The Embassy welcomes visits by Indian exporters and businessmen to Mexico. When a visit to Mexico is planned, it is advisable to inform the Embassy well in advance so that the visit can be planned suitably. The Embassy can then provide lists of important Mexican importers/dealers of particular products, as well as other large Mexican companies so that useful contacts can be made with them prior to the visit. In addition the Embassy can provide useful statistical information on specific products. For its part, the Embassy requests that exporters give a short briefing on their activities in Mexico before returning to India.

An important factor while interacting with Mexican businessmen is knowledge of Spanish. Spanish is the most spoken language in this country although most businessmen can speak English as well. Interpretation services are available and can be hired at a cost. Also, we would advise that enquiries or other correspondence to the Mexican companies should be made in Spanish. Information brochures and company profiles should also be printed in Spanish using translation services in India.

Mexican holidays
While planning a visit to Mexico, it is important to take into account the national holidays. A list of Embassy holidays is given on the website. Dates for important Mexican Holidays should be checked in advance, also from the Mexican Embassy in New Delhi at: Mexicans are most often not available during festivities. Business visits to Mexico should be avoided on these holidays as well as a couple of days before and after.

General safety in Mexico is comparatively reasonable. The drug related violence generally do not affect the usual city life. However, petty street crime is common and extra vigilance should be taken in order to reduce the risk. Passport and wallet should be carried carefully as there many cases of snatching and pick-pocketing.

Hotels in Mexico are generally good and reasonably priced. Services provided by them are of normal international standard.

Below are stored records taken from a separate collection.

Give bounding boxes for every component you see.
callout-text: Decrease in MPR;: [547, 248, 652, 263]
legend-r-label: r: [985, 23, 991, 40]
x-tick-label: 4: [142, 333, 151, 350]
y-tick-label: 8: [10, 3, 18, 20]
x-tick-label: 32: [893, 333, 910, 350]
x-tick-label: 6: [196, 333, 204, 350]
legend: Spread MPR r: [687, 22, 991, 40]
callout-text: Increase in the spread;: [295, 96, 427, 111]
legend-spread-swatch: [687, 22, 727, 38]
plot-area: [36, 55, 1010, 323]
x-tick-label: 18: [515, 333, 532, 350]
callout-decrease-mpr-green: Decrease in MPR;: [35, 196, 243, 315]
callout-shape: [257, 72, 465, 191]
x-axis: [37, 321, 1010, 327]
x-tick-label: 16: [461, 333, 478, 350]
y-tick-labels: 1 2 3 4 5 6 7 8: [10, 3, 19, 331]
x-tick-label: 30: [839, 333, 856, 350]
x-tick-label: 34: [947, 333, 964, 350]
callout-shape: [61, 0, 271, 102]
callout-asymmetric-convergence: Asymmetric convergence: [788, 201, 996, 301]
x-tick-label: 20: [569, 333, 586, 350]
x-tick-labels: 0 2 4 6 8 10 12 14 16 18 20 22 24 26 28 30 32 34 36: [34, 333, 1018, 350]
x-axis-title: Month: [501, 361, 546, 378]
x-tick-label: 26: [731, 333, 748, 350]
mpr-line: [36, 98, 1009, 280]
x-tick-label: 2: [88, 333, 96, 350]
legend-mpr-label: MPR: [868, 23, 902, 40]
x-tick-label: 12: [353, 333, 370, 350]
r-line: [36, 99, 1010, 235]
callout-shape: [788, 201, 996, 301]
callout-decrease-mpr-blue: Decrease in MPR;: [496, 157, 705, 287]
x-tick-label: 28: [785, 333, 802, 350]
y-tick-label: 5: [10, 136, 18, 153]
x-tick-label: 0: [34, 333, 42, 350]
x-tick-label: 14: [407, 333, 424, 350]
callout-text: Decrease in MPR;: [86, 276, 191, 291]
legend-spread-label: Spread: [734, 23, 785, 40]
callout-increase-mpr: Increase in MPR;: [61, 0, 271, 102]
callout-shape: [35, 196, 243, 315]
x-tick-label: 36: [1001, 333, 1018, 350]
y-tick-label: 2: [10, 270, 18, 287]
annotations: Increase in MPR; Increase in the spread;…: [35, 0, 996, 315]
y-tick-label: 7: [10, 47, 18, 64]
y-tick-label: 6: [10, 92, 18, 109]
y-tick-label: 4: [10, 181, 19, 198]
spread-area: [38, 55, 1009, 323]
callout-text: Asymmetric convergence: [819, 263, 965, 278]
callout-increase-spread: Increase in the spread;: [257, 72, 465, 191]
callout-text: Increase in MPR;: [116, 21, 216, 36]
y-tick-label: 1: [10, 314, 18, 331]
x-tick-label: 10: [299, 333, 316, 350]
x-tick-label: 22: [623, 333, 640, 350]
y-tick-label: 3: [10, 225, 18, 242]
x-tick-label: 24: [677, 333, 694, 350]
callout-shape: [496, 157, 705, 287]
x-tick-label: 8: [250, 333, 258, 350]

All international credit cards are accepted mostly.

Mexico uses the Mexican pesos as the nationally acceptable currency, however, US Dollars is also accepted in some places (especially in Cancun and Los Cabos). Conversion of US Dollars to Pesos and vice-versa is very liberal. The current Exchange rates of Mexican currency (pesos) vis-à-vis major international currencies are given at:

Local transport
Taxis are available in abundance and are not so expensive. The subway (Metro) is one of the best ways to move around in Mexico City: it's cheap (MXN5 for a ticket as of June 2017), safe, has a large network and is extremely fast, compared to any on-street transportation, since it doesn't have to bear with the constant traffic jams. The train system is almost non-existent and trips outside Mexico City should be made by air or by comfortable luxury buses.

 Mexico City has a large number of restaurants which suit all pockets and palates. Notable Indian restaurants are Bukhara (Centro Historico), Dawat (Polanco) and Hindustan (Polanco) restaurants.

The climate varies across Mexico's vast landscape. In the northernmost area of the Baja Peninsula, on the Pacific coast, the climate is Mediterranean, whereas the climate is arid on the other side of the peninsula, facing the Sea of Cortez. As you go south on the Baja Peninsula, the climate changes to become a subtropical sub-arid/semi-arid climate, until you reach La Paz and Cabo, which has a unique tropical desert climate. On the mainland, the northern area of Mexico tends to be mountainous and chilly, and the lower areas have an arid climate. A tropical climate prevails from around the Tampico area down to Cancun, as well as the adjacent side on the Pacific.

Other information
The electric current in Mexico is 110-120V volts but at 60 hz (US type A plug). As far as drinking water is concerned, one should avoid tap water and instead consume bottled water, which is available in abundance. A business visit to Mexico City can be combined with a half-day pleasure trip to Teotihuacan, the ruins of an Aztec city about 100 km north-east of Mexico City.